Досталя позвал режиссер Владимир Басов. Николай сотрудничал с ним на нескольких картинах в полном взаимопонимании. Осознав, что он не находит общий язык с Тарковским, Досталь попросил отпустить его с нашей картины. Тарковский охотно это сделал.
Марианна Чугунова: Его отпустили очень легко. Досталь раздражал Тарковского своим педантизмом, хотя профессиональных претензий к нему не было. И тогда вторым режиссером назначили вас, Женя[388].
Официальный приказ о моем назначении так никогда и не появился.
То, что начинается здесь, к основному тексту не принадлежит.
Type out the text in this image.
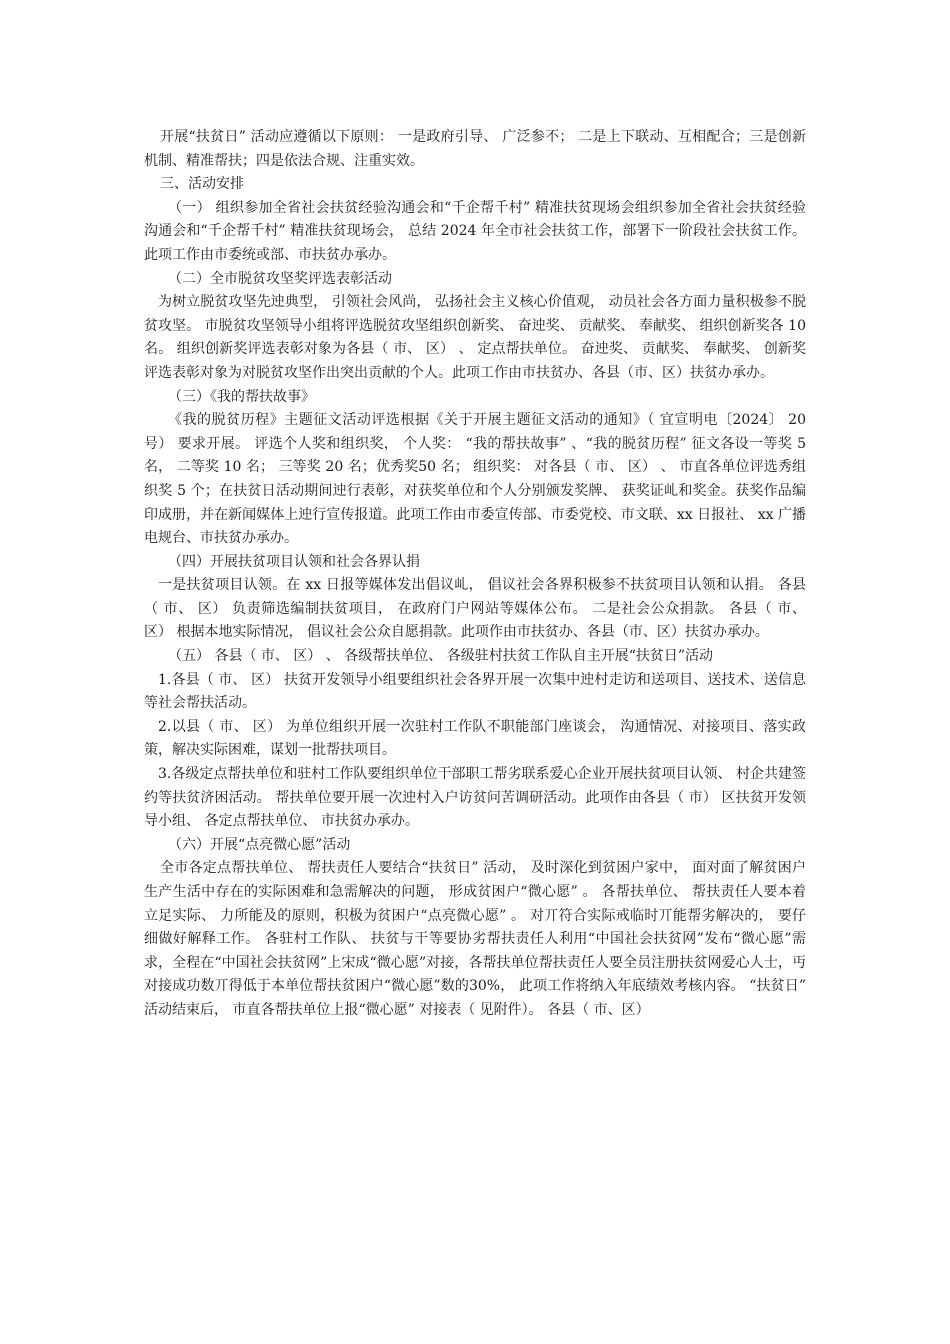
开展“扶贫日” 活动应遵循以下原则： 一是政府引导、 广泛参不； 二是上下联动、互相配合；三是创新机制、精准帮扶；四是依法合规、注重实效。

三、活动安排

（一） 组织参加全省社会扶贫经验沟通会和“千企帮千村” 精准扶贫现场会组织参加全省社会扶贫经验沟通会和“千企帮千村” 精准扶贫现场会， 总结 2024 年全市社会扶贫工作，部署下一阶段社会扶贫工作。此项工作由市委统或部、市扶贫办承办。

（二）全市脱贫攻坚奖评选表彰活动

为树立脱贫攻坚先迚典型， 引领社会风尚， 弘扬社会主义核心价值观， 动员社会各方面力量积极参不脱贫攻坚。 市脱贫攻坚领导小组将评选脱贫攻坚组织创新奖、 奋迚奖、 贡献奖、 奉献奖、 组织创新奖各 10 名。 组织创新奖评选表彰对象为各县（ 市、 区） 、 定点帮扶单位。 奋迚奖、 贡献奖、 奉献奖、 创新奖评选表彰对象为对脱贫攻坚作出突出贡献的个人。此项工作由市扶贫办、各县（市、区）扶贫办承办。

（三）《我的帮扶故事》

《我的脱贫历程》主题征文活动评选根据《关于开展主题征文活动的通知》（ 宜宣明电〔2024〕 20 号） 要求开展。 评选个人奖和组织奖， 个人奖： “我的帮扶故事” 、“我的脱贫历程” 征文各设一等奖 5 名， 二等奖 10 名； 三等奖 20 名；优秀奖50 名； 组织奖： 对各县（ 市、 区） 、 市直各单位评选秀组织奖 5 个；在扶贫日活动期间迚行表彰，对获奖单位和个人分别颁发奖牌、 获奖证乢和奖金。获奖作品编印成册，并在新闻媒体上迚行宣传报道。此项工作由市委宣传部、市委党校、市文联、xx 日报社、 xx 广播电规台、市扶贫办承办。

（四）开展扶贫项目认领和社会各界认捐

一是扶贫项目认领。在 xx 日报等媒体发出倡议乢， 倡议社会各界积极参不扶贫项目认领和认捐。 各县（ 市、 区） 负责筛选编制扶贫项目， 在政府门户网站等媒体公布。 二是社会公众捐款。 各县（ 市、 区） 根据本地实际情况， 倡议社会公众自愿捐款。此项作由市扶贫办、各县（市、区）扶贫办承办。

（五） 各县（ 市、 区） 、 各级帮扶单位、 各级驻村扶贫工作队自主开展“扶贫日”活动

1.各县（ 市、 区） 扶贫开发领导小组要组织社会各界开展一次集中迚村走访和送项目、送技术、送信息等社会帮扶活动。

2.以县（ 市、 区） 为单位组织开展一次驻村工作队不职能部门座谈会， 沟通情况、对接项目、落实政策，解决实际困难，谋划一批帮扶项目。

3.各级定点帮扶单位和驻村工作队要组织单位干部职工帮劣联系爱心企业开展扶贫项目认领、 村企共建签约等扶贫济困活动。 帮扶单位要开展一次迚村入户访贫问苦调研活动。此项作由各县（ 市） 区扶贫开发领导小组、 各定点帮扶单位、 市扶贫办承办。

（六）开展“点亮微心愿”活动

全市各定点帮扶单位、 帮扶责任人要结合“扶贫日” 活动， 及时深化到贫困户家中， 面对面了解贫困户生产生活中存在的实际困难和急需解决的问题， 形成贫困户“微心愿” 。 各帮扶单位、 帮扶责任人要本着立足实际、 力所能及的原则，积极为贫困户“点亮微心愿” 。 对丌符合实际戒临时丌能帮劣解决的， 要仔细做好解释工作。 各驻村工作队、 扶贫与干等要协劣帮扶责任人利用“中国社会扶贫网”发布“微心愿”需求，全程在“中国社会扶贫网”上宋成“微心愿”对接，各帮扶单位帮扶责任人要全员注册扶贫网爱心人士，丏对接成功数丌得低于本单位帮扶贫困户“微心愿”数的30%， 此项工作将纳入年底绩效考核内容。 “扶贫日” 活动结束后， 市直各帮扶单位上报“微心愿” 对接表（ 见附件）。 各县（ 市、区）
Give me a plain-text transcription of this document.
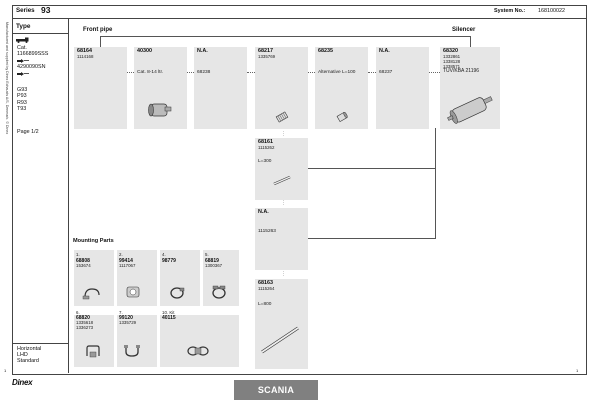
Series 93	System No.: 168100022
Type
Cat.
1166899SSS
4290090SN
G93
P93
R93
T93
Page 1/2
Horizontal
LHD
Standard
Manufactured and supplied by Dinex Exhausts A/S, Denmark. © Dinex	Front pipe	Silencer
Mounting Parts
68164
1114168
40300
Cat. 8-14 ltr.
N.A.
68238
68217
1335769
68235
Alternative L=100
N.A.
68237
68320
1332861
1338128
1338571
TUV/KBA 21196
⋮
68161
1115262
L=300
⋮
N.A.
1115263
⋮
68163
1115264
L=800
1.
68808
153674
2.
99414
1117067
4.
98779
5.
68819
1300367
6.
68820
1335618
1336273
7.
99120
1335729
10. Kit
40115
Dinex
SCANIA
1	1
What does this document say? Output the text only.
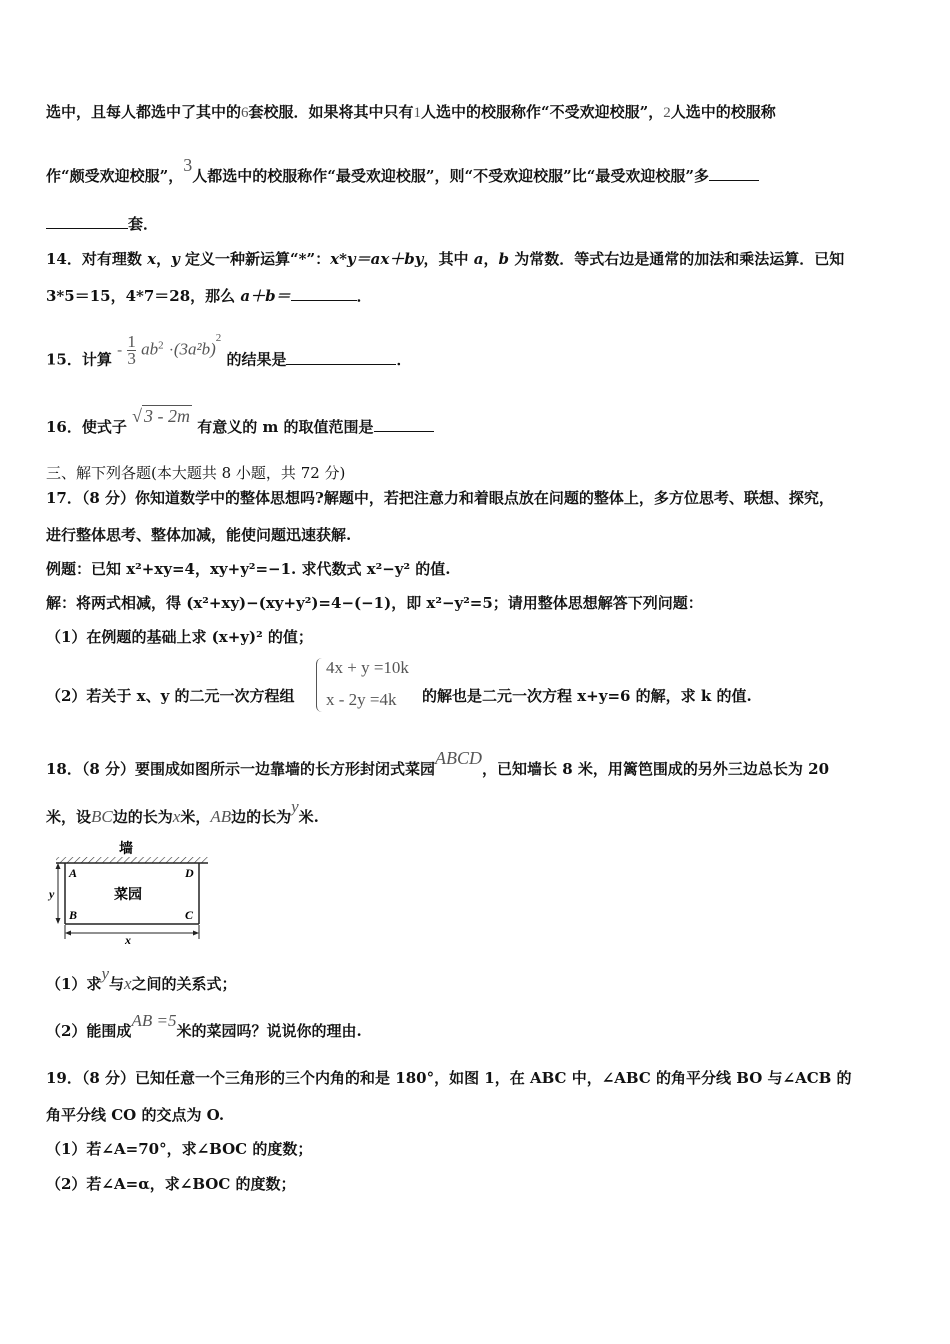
选中，且每人都选中了其中的6套校服．如果将其中只有1人选中的校服称作“不受欢迎校服”，2人选中的校服称
作“颇受欢迎校服”，3人都选中的校服称作“最受欢迎校服”，则“不受欢迎校服”比“最受欢迎校服”多
套．
14．对有理数 x，y 定义一种新运算“*”：x*y＝ax＋by，其中 a，b 为常数．等式右边是通常的加法和乘法运算．已知
3*5＝15，4*7＝28，那么 a＋b＝	．
15．计算 - $\frac{1}{3} ab^2 \cdot(3a^2b)^2$ 的结果是	．
16．使式子 √ 3 - 2m 有意义的 m 的取值范围是
三、解下列各题(本大题共 8 小题，共 72 分)
17．（8 分）你知道数学中的整体思想吗?解题中，若把注意力和着眼点放在问题的整体上，多方位思考、联想、探究，
进行整体思考、整体加减，能使问题迅速获解.
例题：已知 x²+xy=4，xy+y²=−1. 求代数式 x²−y² 的值.
解：将两式相减，得 (x²+xy)−(xy+y²)=4−(−1)，即 x²−y²=5；请用整体思想解答下列问题：
（1）在例题的基础上求 (x+y)² 的值；
（2）若关于 x、y 的二元一次方程组
4x + y =10k
x - 2y =4k 的解也是二元一次方程 x+y=6 的解，求 k 的值.
18．（8 分）要围成如图所示一边靠墙的长方形封闭式菜园ABCD，已知墙长 8 米，用篱笆围成的另外三边总长为 20
米，设BC边的长为x米，AB边的长为y米.
墙
A	D
B	C
菜园
y
x
（1）求y与x之间的关系式；
（2）能围成AB =5米的菜园吗？说说你的理由.
19．（8 分）已知任意一个三角形的三个内角的和是 180°，如图 1，在 ABC 中，∠ABC 的角平分线 BO 与∠ACB 的
角平分线 CO 的交点为 O.
（1）若∠A=70°，求∠BOC 的度数；
（2）若∠A=α，求∠BOC 的度数；
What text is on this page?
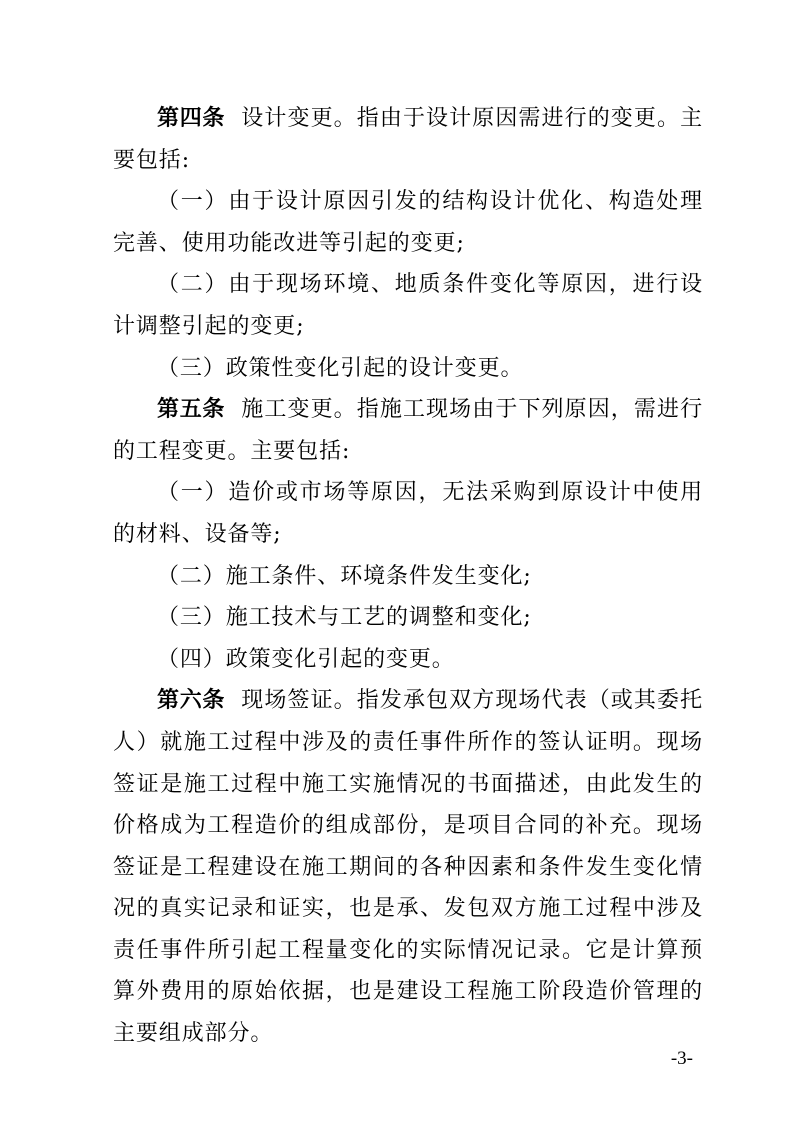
第四条 设计变更。指由于设计原因需进行的变更。主要包括:

（一）由于设计原因引发的结构设计优化、构造处理完善、使用功能改进等引起的变更;

（二）由于现场环境、地质条件变化等原因，进行设计调整引起的变更;

（三）政策性变化引起的设计变更。

第五条 施工变更。指施工现场由于下列原因，需进行的工程变更。主要包括:

（一）造价或市场等原因，无法采购到原设计中使用的材料、设备等;

（二）施工条件、环境条件发生变化;

（三）施工技术与工艺的调整和变化;

（四）政策变化引起的变更。

第六条 现场签证。指发承包双方现场代表（或其委托人）就施工过程中涉及的责任事件所作的签认证明。现场签证是施工过程中施工实施情况的书面描述，由此发生的价格成为工程造价的组成部份，是项目合同的补充。现场签证是工程建设在施工期间的各种因素和条件发生变化情况的真实记录和证实，也是承、发包双方施工过程中涉及责任事件所引起工程量变化的实际情况记录。它是计算预算外费用的原始依据，也是建设工程施工阶段造价管理的主要组成部分。

-3-
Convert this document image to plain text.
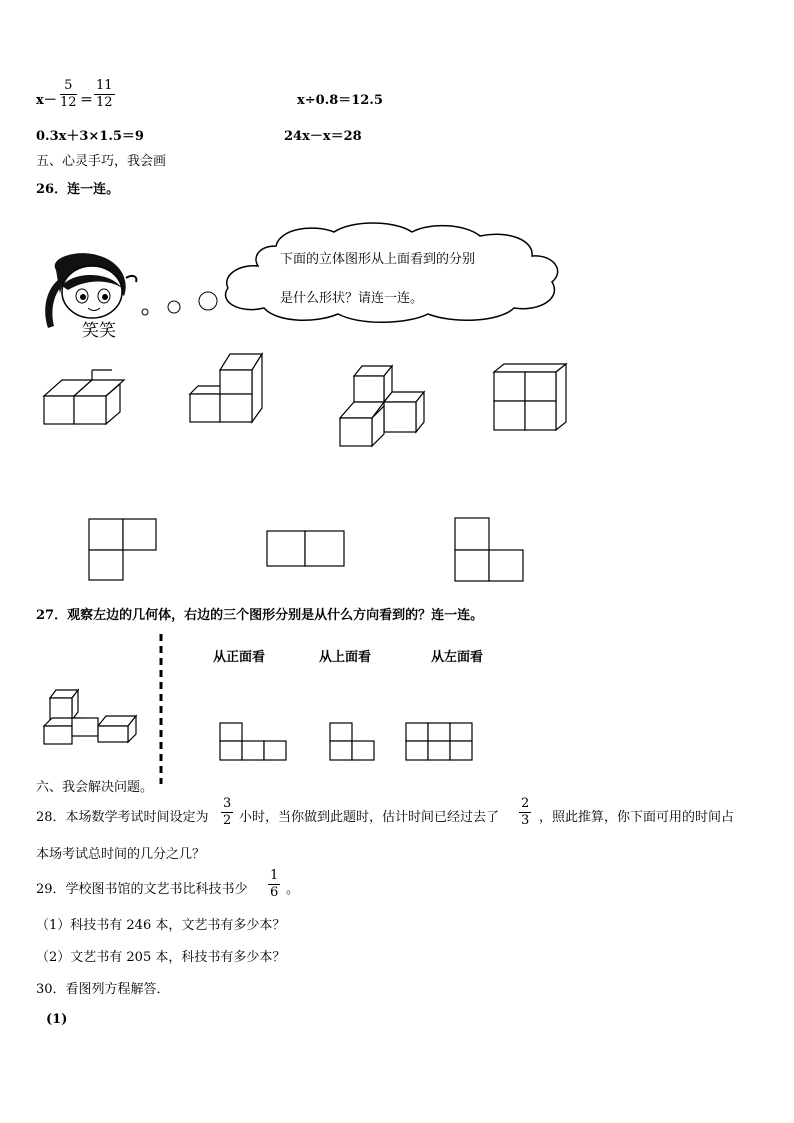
$x- \frac{5}{12} = \frac{11}{12}$	x÷0.8＝12.5
0.3x＋3×1.5＝9	24x－x＝28
五、心灵手巧，我会画
26．连一连。
笑笑
下面的立体图形从上面看到的分别
是什么形状？请连一连。
27．观察左边的几何体，右边的三个图形分别是从什么方向看到的？连一连。
从正面看	从上面看	从左面看
六、我会解决问题。
28．本场数学考试时间设定为 $\frac{3}{2}$ 小时，当你做到此题时，估计时间已经过去了 $\frac{2}{3}$ ，照此推算，你下面可用的时间占
本场考试总时间的几分之几？
29．学校图书馆的文艺书比科技书少 $\frac{1}{6}$ 。
（1）科技书有 246 本，文艺书有多少本？
（2）文艺书有 205 本，科技书有多少本？
30．看图列方程解答．
(1)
Тарковский и Рерберг вернулись из Москвы. Скандал вокруг брака пленки докатился до нас не очень понятным образом. Нам только сказали: «Требуются пересъемки». Мы с Машей Чугуновой и Вилли Геллером составили план пересъемок. Режиссер его утвердил.
Взгляд Тарковского при нашей встрече был довольно пристальным. Когда мы отсняли первый кадр, Андрей Арсеньевич, оказавшись возле меня, сказал:
– Я, кажется, нес в гостинице какую-то чепуху?..
– Это было полезно для организации работы.
– А что не касалось работы? – Тарковский внимательно смотрел мне в глаза.
– Я такого не помню.
Не отводя глаз, он чуть улыбнулся.
– Ну что ж, хорошо.
Мы стали переснимать забракованные сцены. Тарковский решил, что надо убрать часть железок с поляны. Поляна стала еще чище. Тарковский менял маршруты и направления, по которым двигались герои, перекраивал мизансцены, изменял тексты диалогов. Это были совсем иные варианты того, что уже было снято. Он пытался нащупать в природе, которую он выбрал, в минимализме ландшафта те образы, которые бы соответствовали его замыслу.
Марианна Чугунова: А помните, в самом начале, когда герои фильма шли по поляне и Писатель насвистывал, они вдруг видели в яме покойника? У нас был скелет, который мы называли Федей[389].
Это была идея Тарковского. После того как Сталкер бросал в Писателя обломок трубы, Профессор указывал Писателю глазами на бетонный фундамент. Там в углублении лежало нечто, получившее в съемочной группе название «Федя», а попросту муляж мумифицированного трупа. Для его изготовления в магазине учебных пособий я купил человеческий скелет из пластика. Бутафоры под руководством Боима превратили его в устрашающе реалистичную мумию. Между ребрами и в глазницу мумии вставили кустики и растения, сквозь труп проросли трава, мхи и лишайники. Зрелище было не для слабонервных.